Bir gün Hz. Muhammed (s.a.v.) yanından bir adam geçti. Peygamber Efendimiz (a.s.v.) yanında oturan sahabeye:
- Şu adam hakkında ne dersin? diye sordu. O da,
- Bu zat ileri gelen hatırlı kişilerden biridir. Vallahi böyle bir adam, bir kadınla evlenmek isterse evlendirilir. Birine aracılık yapsa sözü dinlenir, diye cevap verdi.
Peygamber Efendimiz (a.s.v.) bir şey söylemedi.
Sonra oradan biri daha geçti. Resul-i Ekrem (s.a.v.) yine yanındaki sahabeye:
- Ya bu adam hakkında ne dersin? diye sordu. Bu defa o sahabe:
- Bu adam fakir Müslümanlardan biridir. Biriyle evlenmek isterse istediği kız verilmez. Birine aracılık etse ricası kabul edilmez. Konuşmaya kalksa sözü dinlenmez, dedi.

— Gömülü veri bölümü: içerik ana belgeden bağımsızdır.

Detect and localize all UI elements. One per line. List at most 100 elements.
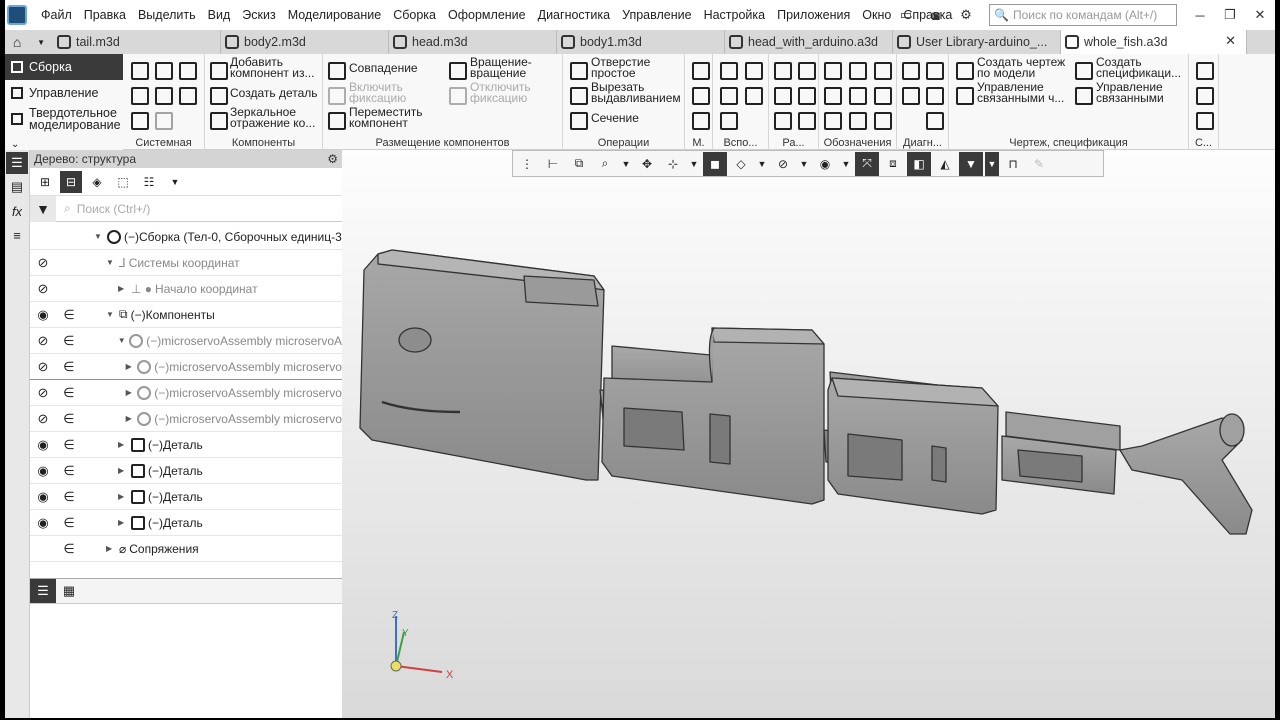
menu-assembly[interactable]: Сборка [387,8,442,22]
enable-fix-button[interactable]: Включить фиксацию [349,82,429,104]
annot-icon-3[interactable] [872,60,892,80]
include-icon[interactable]: ∈ [56,333,82,349]
add-component-button[interactable]: Добавить компонент из... [230,57,320,79]
annot-icon-7[interactable] [822,110,842,130]
tree-row[interactable]: ⊘ ∈ ▶ (−)microservoAssembly microservo [30,406,342,432]
create-spec-button[interactable]: Создать спецификаци... [1096,57,1186,79]
tree-view-icon[interactable]: ◈ [86,171,108,193]
tree-hierarchy-icon[interactable]: ⊟ [60,170,82,193]
expand-triangle-icon[interactable]: ▶ [118,284,128,293]
section-icon[interactable] [568,110,588,130]
scene-icon[interactable]: ⧉ [567,152,591,176]
menu-file[interactable]: Файл [35,8,78,22]
menu-edit[interactable]: Правка [78,8,132,22]
coincidence-button[interactable]: Совпадение [349,62,418,74]
hidden-eye-icon[interactable]: ⊘ [30,255,56,271]
aux-axis-icon[interactable] [718,60,738,80]
tree-row[interactable]: ⊘ ∈ ▼ (−)microservoAssembly microservoA [30,328,342,354]
tab-user-library[interactable]: User Library-arduino_... [893,30,1061,54]
tab-body1[interactable]: body1.m3d [557,30,725,54]
tree-row[interactable]: ◉ ∈ ▶ (−)Деталь [30,510,342,536]
annot-icon-5[interactable] [847,85,867,105]
tab-head[interactable]: head.m3d [389,30,557,54]
visible-eye-icon[interactable]: ◉ [30,307,56,323]
tree-search-input[interactable]: ⌕ Поиск (Ctrl+/) [56,196,342,222]
expand-triangle-icon[interactable]: ▼ [106,258,116,267]
tab-whole-fish[interactable]: whole_fish.a3d ✕ [1061,30,1247,54]
ra-icon-3[interactable] [772,85,792,105]
include-icon[interactable]: ∈ [56,489,82,505]
annot-icon-8[interactable] [847,110,867,130]
save-all-icon[interactable] [177,85,197,105]
include-icon[interactable]: ∈ [56,463,82,479]
menu-settings[interactable]: Настройка [698,8,772,22]
tree-select-icon[interactable]: ⬚ [112,171,134,193]
expand-triangle-icon[interactable]: ▶ [126,414,135,423]
tree-toggle-icon[interactable]: ⋮ [515,152,539,176]
expand-triangle-icon[interactable]: ▶ [126,362,135,371]
diag-icon-5[interactable] [924,110,944,130]
menu-apps[interactable]: Приложения [771,8,856,22]
expand-triangle-icon[interactable]: ▶ [118,440,128,449]
hidden-eye-icon[interactable]: ⊘ [30,411,56,427]
mirror-component-icon[interactable] [208,110,228,130]
include-icon[interactable]: ∈ [56,307,82,323]
tree-row[interactable]: ◉ ∈ ▶ (−)Деталь [30,458,342,484]
diag-icon-1[interactable] [900,60,920,80]
aux-plane-icon[interactable] [743,60,763,80]
aux-point-icon[interactable] [743,85,763,105]
preview-icon[interactable] [153,85,173,105]
move-component-icon[interactable] [326,110,346,130]
menu-design[interactable]: Оформление [442,8,532,22]
tree-settings-gear-icon[interactable]: ⚙ [327,152,338,166]
close-tab-icon[interactable]: ✕ [1225,33,1236,49]
menu-management[interactable]: Управление [616,8,698,22]
tab-head-with-arduino[interactable]: head_with_arduino.a3d [725,30,893,54]
mode-solid-modeling[interactable]: Твердотельное моделирование [5,106,123,132]
tree-row[interactable]: ◉ ∈ ▶ (−)Деталь [30,432,342,458]
tree-row[interactable]: ◉ ∈ ▼ ⧉ (−)Компоненты [30,302,342,328]
visible-eye-icon[interactable]: ◉ [30,489,56,505]
coincidence-icon[interactable] [326,60,346,80]
open-icon[interactable] [153,60,173,80]
cut-extrude-button[interactable]: Вырезать выдавливанием [591,82,683,104]
materials-icon[interactable]: ◭ [933,152,957,176]
simple-hole-button[interactable]: Отверстие простое [591,57,681,79]
ra-icon-2[interactable] [796,60,816,80]
mirror-component-button[interactable]: Зеркальное отражение ко... [230,107,320,129]
manage-drawings-button[interactable]: Управление связанными ч... [977,82,1069,104]
tree-row[interactable]: ∈ ▶ ⌀ Сопряжения [30,536,342,562]
wireframe-cube-icon[interactable]: ◇ [729,152,753,176]
print-icon[interactable] [129,85,149,105]
visibility-icon[interactable]: ◉ [813,152,837,176]
properties-panel-icon[interactable]: ▤ [6,176,28,198]
aux-plane2-icon[interactable] [718,85,738,105]
move-component-button[interactable]: Переместить компонент [349,107,429,129]
tree-row[interactable]: ⊘ ∈ ▶ (−)microservoAssembly microservo [30,380,342,406]
diag-icon-3[interactable] [900,85,920,105]
c-icon-3[interactable] [1194,110,1214,130]
tab-body2[interactable]: body2.m3d [221,30,389,54]
menu-diagnostics[interactable]: Диагностика [532,8,616,22]
expand-triangle-icon[interactable]: ▶ [118,492,128,501]
chevron-down-icon[interactable]: ▼ [164,171,186,193]
measure-icon[interactable]: ⊓ [1001,152,1025,176]
zoom-icon[interactable]: ⌕ [593,152,617,176]
c-icon-2[interactable] [1194,85,1214,105]
filter-icon[interactable]: ▼ [30,195,56,222]
home-tab[interactable]: ⌂ ▼ [5,30,53,54]
expand-triangle-icon[interactable]: ▼ [94,232,104,241]
pattern-icon[interactable] [690,60,710,80]
disable-fix-icon[interactable] [447,85,467,105]
pencil-icon[interactable]: ✎ [1027,152,1051,176]
tree-row[interactable]: ◉ ∈ ▶ (−)Деталь [30,484,342,510]
minimize-icon[interactable]: ─ [1185,3,1215,27]
menu-view[interactable]: Вид [202,8,237,22]
annot-icon-4[interactable] [822,85,842,105]
rotate-rotate-icon[interactable] [447,60,467,80]
command-search-input[interactable]: 🔍 Поиск по командам (Alt+/) [989,4,1177,26]
hidden-eye-icon[interactable]: ⊘ [30,333,56,349]
new-doc-icon[interactable] [129,60,149,80]
chevron-down-icon[interactable]: ▼ [755,152,769,176]
diag-icon-2[interactable] [924,60,944,80]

Bunun üzerine Peygamberimiz (a.s.) şöyle buyurdu:
- Bu sonuncu adam, öteki gibi dünya dolusu adamdan daha hayırlıdır.
Size cennetlikleri bildireyim mi?
Onlar; hem zayıf oldukları hem de halk tarafından zayıf görüldükleri için kimsenin önemsemediği ve fakat 'şöyle olacak' diye yemin etseler, isteklerini Allah'ın gerçekleştireceği kimselerdir.
Size cehennemliklerin kimler olduğunu söyleyeyim mi?
Onlar; katı kalpli, kaba, cimri ve kasılarak yürüyen kibirli kimselerdir.
Bana en sevgili olanınız ve kıyamet günü de benim en yakınımda bulunacak olanınız, ahlakı en güzel olanlarınızdır.
Kıyamet gününde bana en sevimsiz ve benden en uzakta olanlar ise dengesiz biçimde saçmalayıp boşboğazlıkla insanları rahatsız edenlerle yüksekten atanlardır.
Ashab-ı Kiram(r.a.)
- Ey Allah Resulü! Yüksekten atanlar kimlerdir? diye sordular.
Peygamber Efendimiz (s.a.v.),
- Onlar mütekebbir (büyüklük taslayan) kimselerdir, cevabını verdi.